Sports Illustrated’s Lee Jenkins is joining the Clippers’ front office as executive director of research and identity, the team confirmed Monday.
In his role, which the team called the first of its kind among NBA franchises, Jenkins will assist Lawrence Frank, president of basketball operations, and Michael Winger, the general manager, with the team’s amateur and professional scouting.
Jenkins wasn’t considering a career change until the Clippers proposed the idea in the spring.
“There will be a significant amount of research into potential players,” Jenkins told the Los Angeles Times. “I think it’ll be a lot of work that complements what they already do in terms of their scouting and evaluation, which is an area I’m pretty interested in and I’ve always thought journalist could help with.
“I don’t know a thing about evaluating talent. I could never do that in a million years. What I try to do is evaluate people. It’s not evaluating necessarily a person’s character. It’s evaluating what motivates them, how they are wired, what kind of things they respond to, what kind of things they value. That might be an area where I can possibly contribute to the people they already have.”
Jenkins grew up in Southern California and has earned acclaim for his writing on the NBA, which he has primarily covered since joining the magazine 11 years ago. Best known for his in-depth profiles of NBA personalities, Jenkins was called the league’s “preeminent storyteller” by Frank. He becomes the second Sports Illustrated basketball writer to join an NBA front office in the past year, following Luke Winn’s departure for the Toronto Raptors.
“Lee has spent his career profiling elite athletes, including most of the top players in the NBA,” Frank said in a news release. “Given Lee’s talent, knowledge, and credibility, we hope to blend his approach with our existing evaluation systems and highlight the personalities of our players.”

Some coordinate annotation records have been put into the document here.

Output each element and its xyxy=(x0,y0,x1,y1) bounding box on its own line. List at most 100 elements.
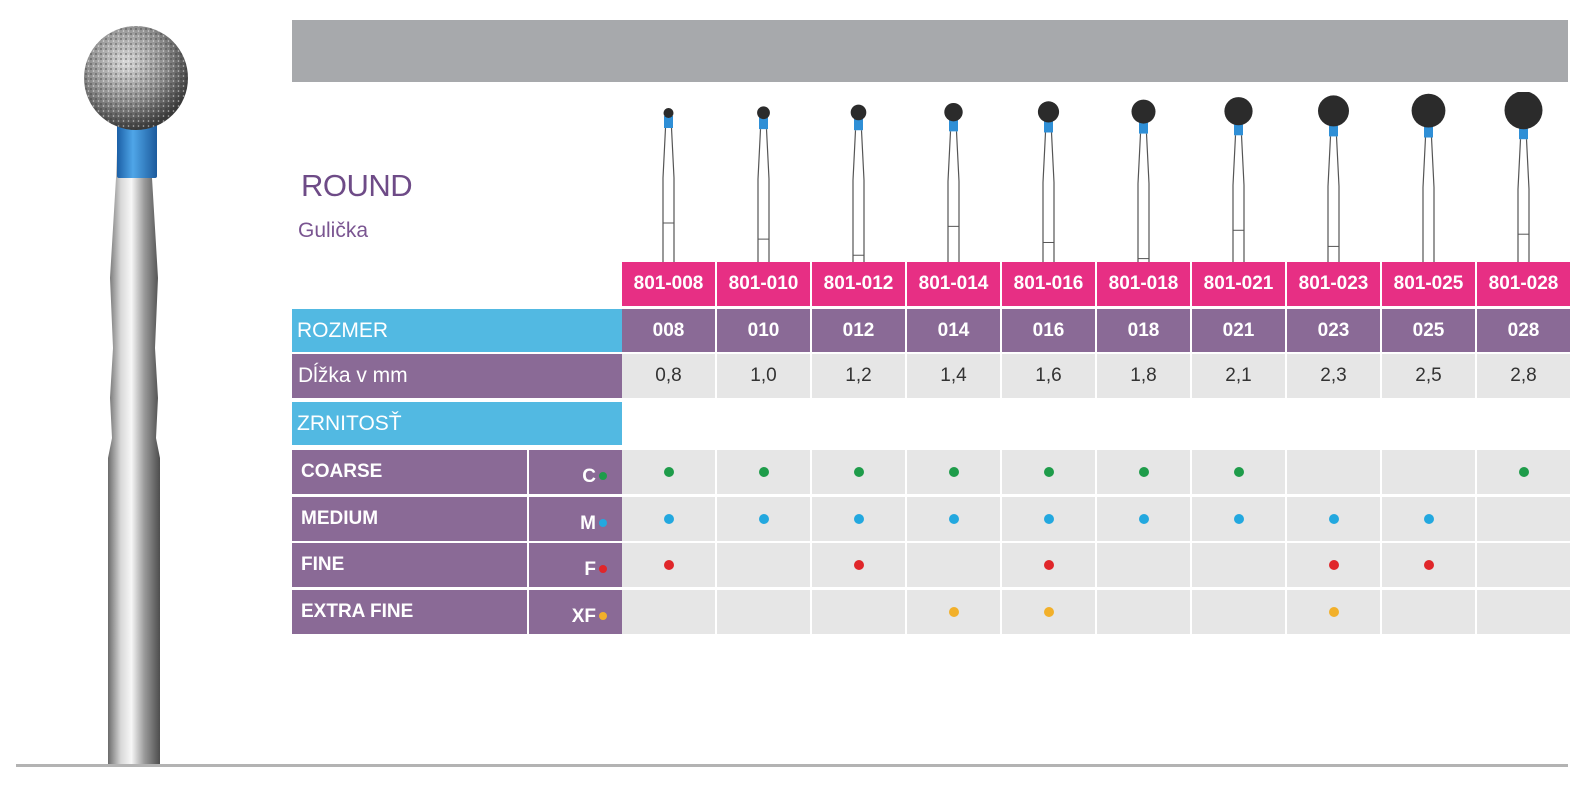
availability-dot xyxy=(663,514,674,524)
availability-dot xyxy=(1138,467,1149,477)
grit-cell xyxy=(1002,590,1095,634)
grit-cell xyxy=(1287,497,1380,541)
length-cell: 1,6 xyxy=(1002,354,1095,398)
availability-dot xyxy=(853,560,864,570)
availability-dot xyxy=(1328,560,1339,570)
grit-cell xyxy=(1287,590,1380,634)
grit-code-label: F xyxy=(584,559,596,580)
length-cell: 1,2 xyxy=(812,354,905,398)
length-cell: 2,3 xyxy=(1287,354,1380,398)
grit-label: ZRNITOSŤ xyxy=(292,402,622,445)
grit-color-dot xyxy=(599,472,607,480)
grit-cell xyxy=(1097,497,1190,541)
size-cell: 028 xyxy=(1477,309,1570,352)
grit-cell xyxy=(1192,590,1285,634)
grit-cell xyxy=(717,450,810,494)
availability-dot xyxy=(948,514,959,524)
length-cell: 1,0 xyxy=(717,354,810,398)
code-cell: 801-021 xyxy=(1192,262,1285,306)
availability-dot xyxy=(853,514,864,524)
grit-cell xyxy=(1382,590,1475,634)
grit-code-label: C xyxy=(582,466,596,487)
code-cell: 801-018 xyxy=(1097,262,1190,306)
availability-dot xyxy=(948,467,959,477)
grit-cell xyxy=(717,497,810,541)
grit-code: XF xyxy=(529,590,622,634)
code-cell: 801-023 xyxy=(1287,262,1380,306)
grit-code-label: XF xyxy=(571,606,596,627)
bur-drawing xyxy=(850,104,867,262)
grit-code: M xyxy=(529,497,622,541)
bottom-divider xyxy=(16,764,1568,767)
availability-dot xyxy=(663,467,674,477)
availability-dot xyxy=(758,514,769,524)
grit-cell xyxy=(812,543,905,587)
grit-cell xyxy=(1477,543,1570,587)
bur-drawing xyxy=(1131,99,1156,262)
size-cell: 021 xyxy=(1192,309,1285,352)
bur-drawing xyxy=(1411,93,1446,262)
grit-cell xyxy=(1002,450,1095,494)
grit-cell xyxy=(812,497,905,541)
code-cell: 801-014 xyxy=(907,262,1000,306)
code-cell: 801-028 xyxy=(1477,262,1570,306)
availability-dot xyxy=(1233,467,1244,477)
code-cell: 801-010 xyxy=(717,262,810,306)
availability-dot xyxy=(1233,514,1244,524)
grit-cell xyxy=(1477,450,1570,494)
grit-cell xyxy=(1477,590,1570,634)
availability-dot xyxy=(758,467,769,477)
availability-dot xyxy=(1423,514,1434,524)
grit-name: MEDIUM xyxy=(292,497,527,541)
length-cell: 2,8 xyxy=(1477,354,1570,398)
bur-drawing xyxy=(1037,101,1060,262)
grit-cell xyxy=(812,450,905,494)
grit-cell xyxy=(907,450,1000,494)
length-cell: 2,5 xyxy=(1382,354,1475,398)
size-cell: 010 xyxy=(717,309,810,352)
grit-cell xyxy=(1287,450,1380,494)
grit-cell xyxy=(622,497,715,541)
code-cell: 801-025 xyxy=(1382,262,1475,306)
bur-drawing xyxy=(1504,92,1543,262)
grit-cell xyxy=(812,590,905,634)
grit-color-dot xyxy=(599,612,607,620)
header-bar xyxy=(292,20,1568,82)
size-cell: 012 xyxy=(812,309,905,352)
size-cell: 018 xyxy=(1097,309,1190,352)
grit-cell xyxy=(622,450,715,494)
availability-dot xyxy=(663,560,674,570)
availability-dot xyxy=(853,467,864,477)
grit-code-label: M xyxy=(580,513,596,534)
grit-cell xyxy=(1477,497,1570,541)
size-cell: 025 xyxy=(1382,309,1475,352)
size-cell: 016 xyxy=(1002,309,1095,352)
bur-drawings xyxy=(662,92,1543,262)
grit-cell xyxy=(907,543,1000,587)
grit-code: F xyxy=(529,543,622,587)
size-label: ROZMER xyxy=(292,309,622,352)
grit-code: C xyxy=(529,450,622,494)
availability-dot xyxy=(1328,514,1339,524)
availability-dot xyxy=(1423,560,1434,570)
grit-cell xyxy=(717,590,810,634)
availability-dot xyxy=(1043,560,1054,570)
grit-cell xyxy=(907,497,1000,541)
grit-cell xyxy=(1002,543,1095,587)
grit-cell xyxy=(1287,543,1380,587)
grit-name: EXTRA FINE xyxy=(292,590,527,634)
grit-color-dot xyxy=(599,519,607,527)
size-cell: 014 xyxy=(907,309,1000,352)
grit-cell xyxy=(1097,450,1190,494)
availability-dot xyxy=(1043,607,1054,617)
bur-drawing xyxy=(662,108,675,262)
grit-cell xyxy=(1192,450,1285,494)
grit-cell xyxy=(622,590,715,634)
grit-cell xyxy=(907,590,1000,634)
availability-dot xyxy=(948,607,959,617)
bur-photo xyxy=(84,26,188,765)
grit-cell xyxy=(1097,590,1190,634)
size-cell: 023 xyxy=(1287,309,1380,352)
size-cell: 008 xyxy=(622,309,715,352)
length-label: Dĺžka v mm xyxy=(292,354,622,398)
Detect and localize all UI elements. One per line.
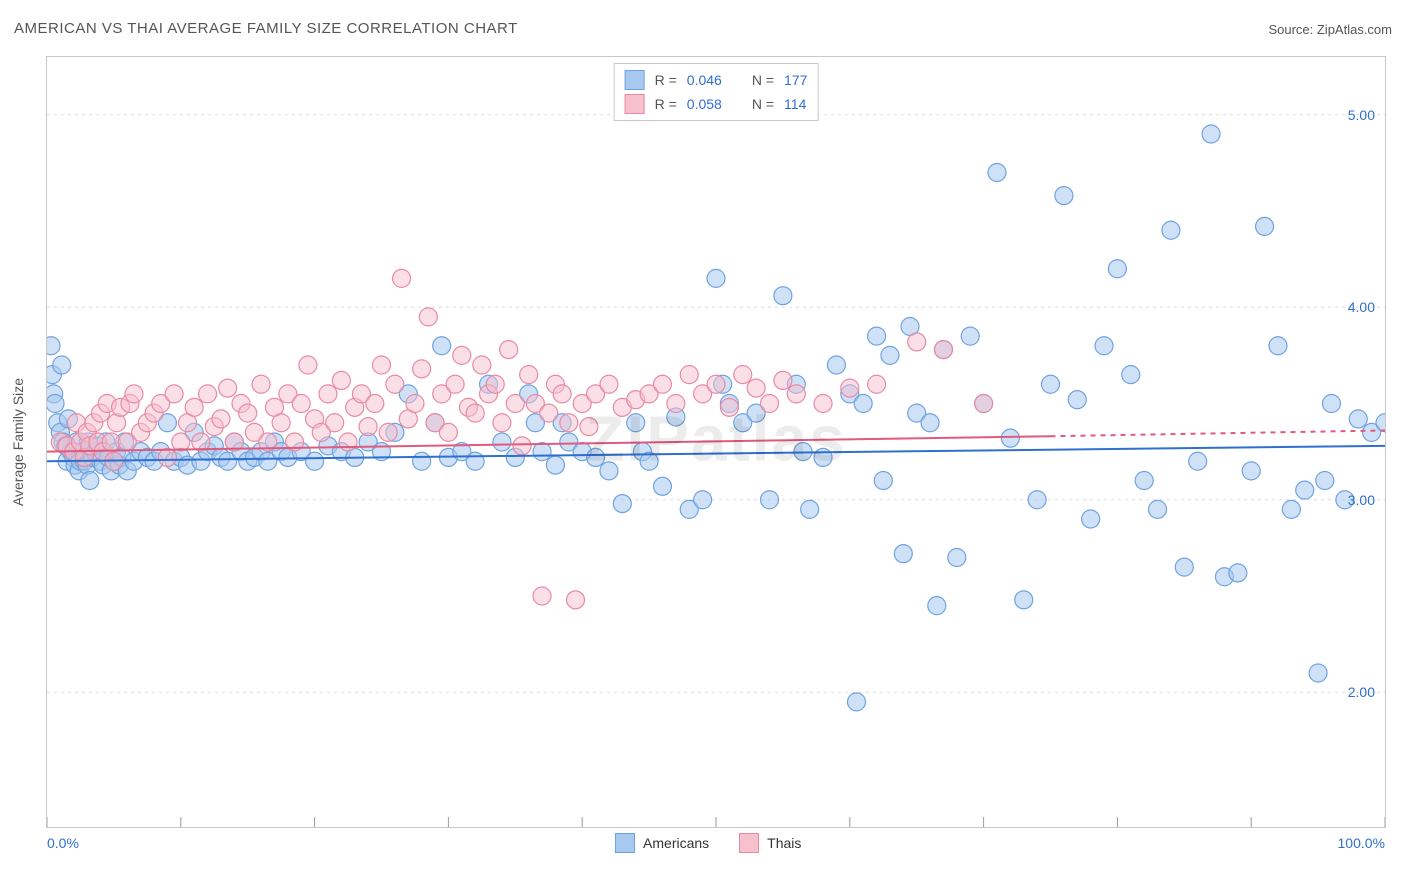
n-label: N = <box>752 72 774 88</box>
n-value-thais: 114 <box>784 96 806 112</box>
r-label: R = <box>655 72 677 88</box>
source-value: ZipAtlas.com <box>1317 22 1392 37</box>
series-legend: Americans Thais <box>615 833 801 853</box>
y-tick-label: 3.00 <box>1348 492 1375 508</box>
y-tick-label: 4.00 <box>1348 299 1375 315</box>
r-label: R = <box>655 96 677 112</box>
legend-item-americans: Americans <box>615 833 709 853</box>
x-axis-legend: 0.0% Americans Thais 100.0% <box>47 831 1385 855</box>
r-value-thais: 0.058 <box>687 96 722 112</box>
swatch-americans <box>625 70 645 90</box>
correlation-legend: R = 0.046 N = 177 R = 0.058 N = 114 <box>614 63 819 121</box>
legend-item-thais: Thais <box>739 833 801 853</box>
y-tick-label: 5.00 <box>1348 107 1375 123</box>
source-label: Source: <box>1268 22 1316 37</box>
swatch-thais <box>739 833 759 853</box>
y-tick-label: 2.00 <box>1348 684 1375 700</box>
n-label: N = <box>752 96 774 112</box>
scatter-chart-svg <box>47 57 1385 827</box>
swatch-americans <box>615 833 635 853</box>
series-label-americans: Americans <box>643 835 709 851</box>
legend-row-thais: R = 0.058 N = 114 <box>625 92 808 116</box>
x-min-label: 0.0% <box>47 835 79 851</box>
n-value-americans: 177 <box>784 72 807 88</box>
chart-title: AMERICAN VS THAI AVERAGE FAMILY SIZE COR… <box>14 20 518 37</box>
legend-row-americans: R = 0.046 N = 177 <box>625 68 808 92</box>
swatch-thais <box>625 94 645 114</box>
x-max-label: 100.0% <box>1338 835 1385 851</box>
chart-area: ZIPatlas R = 0.046 N = 177 R = 0.058 N =… <box>46 56 1386 828</box>
r-value-americans: 0.046 <box>687 72 722 88</box>
y-axis-label: Average Family Size <box>10 56 30 828</box>
series-label-thais: Thais <box>767 835 801 851</box>
source-attribution: Source: ZipAtlas.com <box>1268 22 1392 37</box>
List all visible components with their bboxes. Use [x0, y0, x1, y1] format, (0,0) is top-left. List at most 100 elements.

The Clippers open training camp Monday in Hawaii.
The new role is not a writing job, Jenkins said. Yet he described his motivations for accepting it as only a writer would.
“I believe in the people they have, I believe in their vision,” he said. “I believe they have the capacity to really author a pretty great story of their own. … I know it’s kind of a crazy, weird thing. We’ll see if it works.”
Times staff writer Broderick Turner contributed to this report.